1. AN IMPORTANT RELATIONSHIP: There is a strong relationship between tubular dysfunction, tympanic depression and effusion of the tympanic cavity. 2. TWO IMPORTANT PHENOMENA: Increased secretory capacity of the mucosa and decreased mucociliary clearance subsequent to a reduction in the number of ciliated cells have an important impact. 3. CONTINUUM: Rhinopharyngeal infection, acute middle ear infection and seromucosal otitis constitutes a continuum demonstrated by the fact that PCR (polymerase chain reaction) studies reveal the same germs in the rhinopharynx, in the middle ear fluid, and in seromucous otitis (SMO) effusions. 4.

Bacteria and viruses: By producing toxin, bacteria and viruses induce severe inflammatory reactions in SMO, triggering the cascaded of inflammation mediators. 5. MEDIATORS: Several elements participating in the cascade of inflammatory events have been demonstrated in human patients and animal models of SMO despite the minimal number of elements producing inflammation mediators initially. Recurrent favoring factors have a primordial effect. 6.

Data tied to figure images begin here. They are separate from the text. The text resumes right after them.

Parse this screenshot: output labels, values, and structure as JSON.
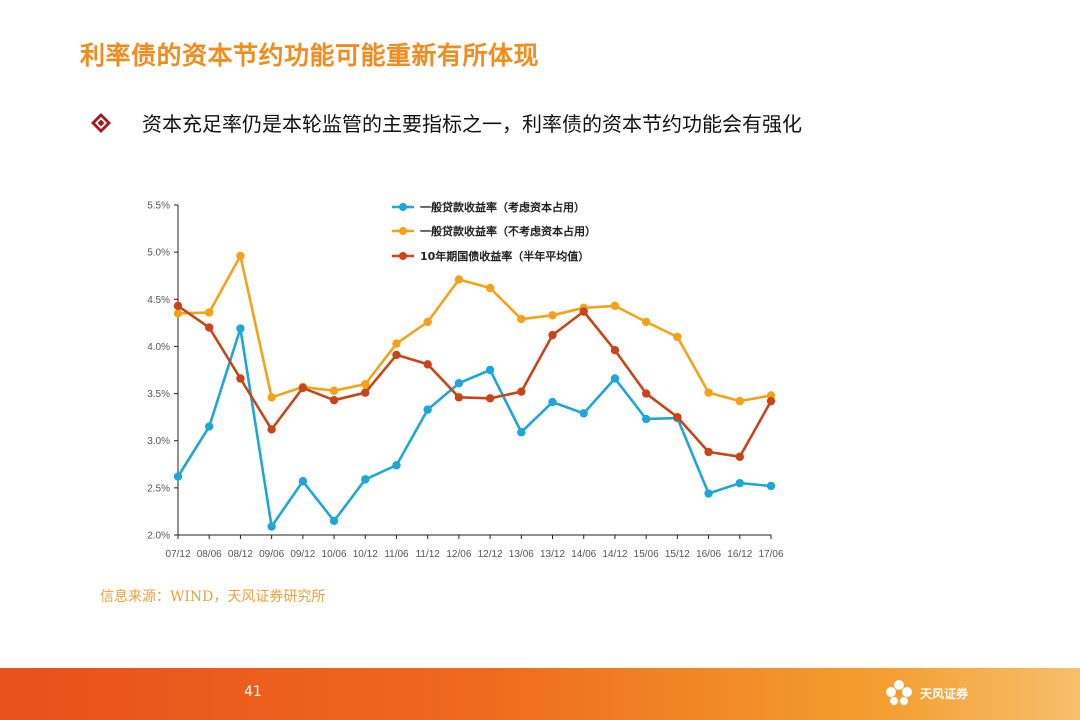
{
  "slide": {
    "title": "利率债的资本节约功能可能重新有所体现",
    "bullet": "资本充足率仍是本轮监管的主要指标之一，利率债的资本节约功能会有强化",
    "source": "信息来源：WIND，天风证券研究所",
    "page_number": "41",
    "logo_text": "天风证券"
  },
  "colors": {
    "title": "#F28C1E",
    "series_blue": "#1EA6D9",
    "series_orange": "#F5A219",
    "series_red": "#C84419",
    "footer": "#EF6A1E"
  },
  "chart_data": {
    "type": "line",
    "title": "",
    "xlabel": "",
    "ylabel": "",
    "categories": [
      "07/12",
      "08/06",
      "08/12",
      "09/06",
      "09/12",
      "10/06",
      "10/12",
      "11/06",
      "11/12",
      "12/06",
      "12/12",
      "13/06",
      "13/12",
      "14/06",
      "14/12",
      "15/06",
      "15/12",
      "16/06",
      "16/12",
      "17/06"
    ],
    "y_ticks": [
      "2.0%",
      "2.5%",
      "3.0%",
      "3.5%",
      "4.0%",
      "4.5%",
      "5.0%",
      "5.5%"
    ],
    "ylim": [
      2.0,
      5.5
    ],
    "legend_position": "top-right",
    "grid": false,
    "series": [
      {
        "name": "一般贷款收益率（考虑资本占用）",
        "color": "#1EA6D9",
        "values": [
          2.62,
          3.15,
          4.19,
          2.09,
          2.57,
          2.15,
          2.59,
          2.74,
          3.33,
          3.61,
          3.75,
          3.09,
          3.41,
          3.29,
          3.66,
          3.23,
          3.24,
          2.44,
          2.55,
          2.52
        ]
      },
      {
        "name": "一般贷款收益率（不考虑资本占用）",
        "color": "#F5A219",
        "values": [
          4.35,
          4.36,
          4.96,
          3.46,
          3.57,
          3.53,
          3.6,
          4.03,
          4.26,
          4.71,
          4.62,
          4.29,
          4.33,
          4.41,
          4.43,
          4.26,
          4.1,
          3.51,
          3.42,
          3.48
        ]
      },
      {
        "name": "10年期国债收益率（半年平均值）",
        "color": "#C84419",
        "values": [
          4.43,
          4.2,
          3.66,
          3.12,
          3.56,
          3.43,
          3.51,
          3.91,
          3.81,
          3.46,
          3.45,
          3.52,
          4.12,
          4.37,
          3.96,
          3.5,
          3.25,
          2.88,
          2.83,
          3.42
        ]
      }
    ]
  }
}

Allergy: The clinical and epidemiologic data are widely debated, but do not favor the hypothesis of an allergic reaction, yet several studies have demonstrated that mediators of the allergic response are present in SMO effusions. 7. ANTIBIOTICS: Used in short-term regimens, antibiotics have a favorable [not readable: see text] on SMO, but their duration of action is short due to the persistent inflammatory reactions. 8. ORAL CORTICOSTEROIDS: The beneficial effect of oral corticosteroids in SMO is generally short-lived with a rapid decline in efficacy after a few weeks. 9. LONG DURATION AND RELAPSE: SMO is usually a long-standing highly recurrent condition proscribing use of long-term systemic corticosteroids. It might be interesting to assess the contribution of local corticosteroid therapy after classical "acute" treatment associating antibiotics and a short course of oral corticosteroids. 10. OTHER OPTIONS: Clinical trials using other treatment options in SMO have not been conclusive for mucolytic, decongestant or antihistamine agents.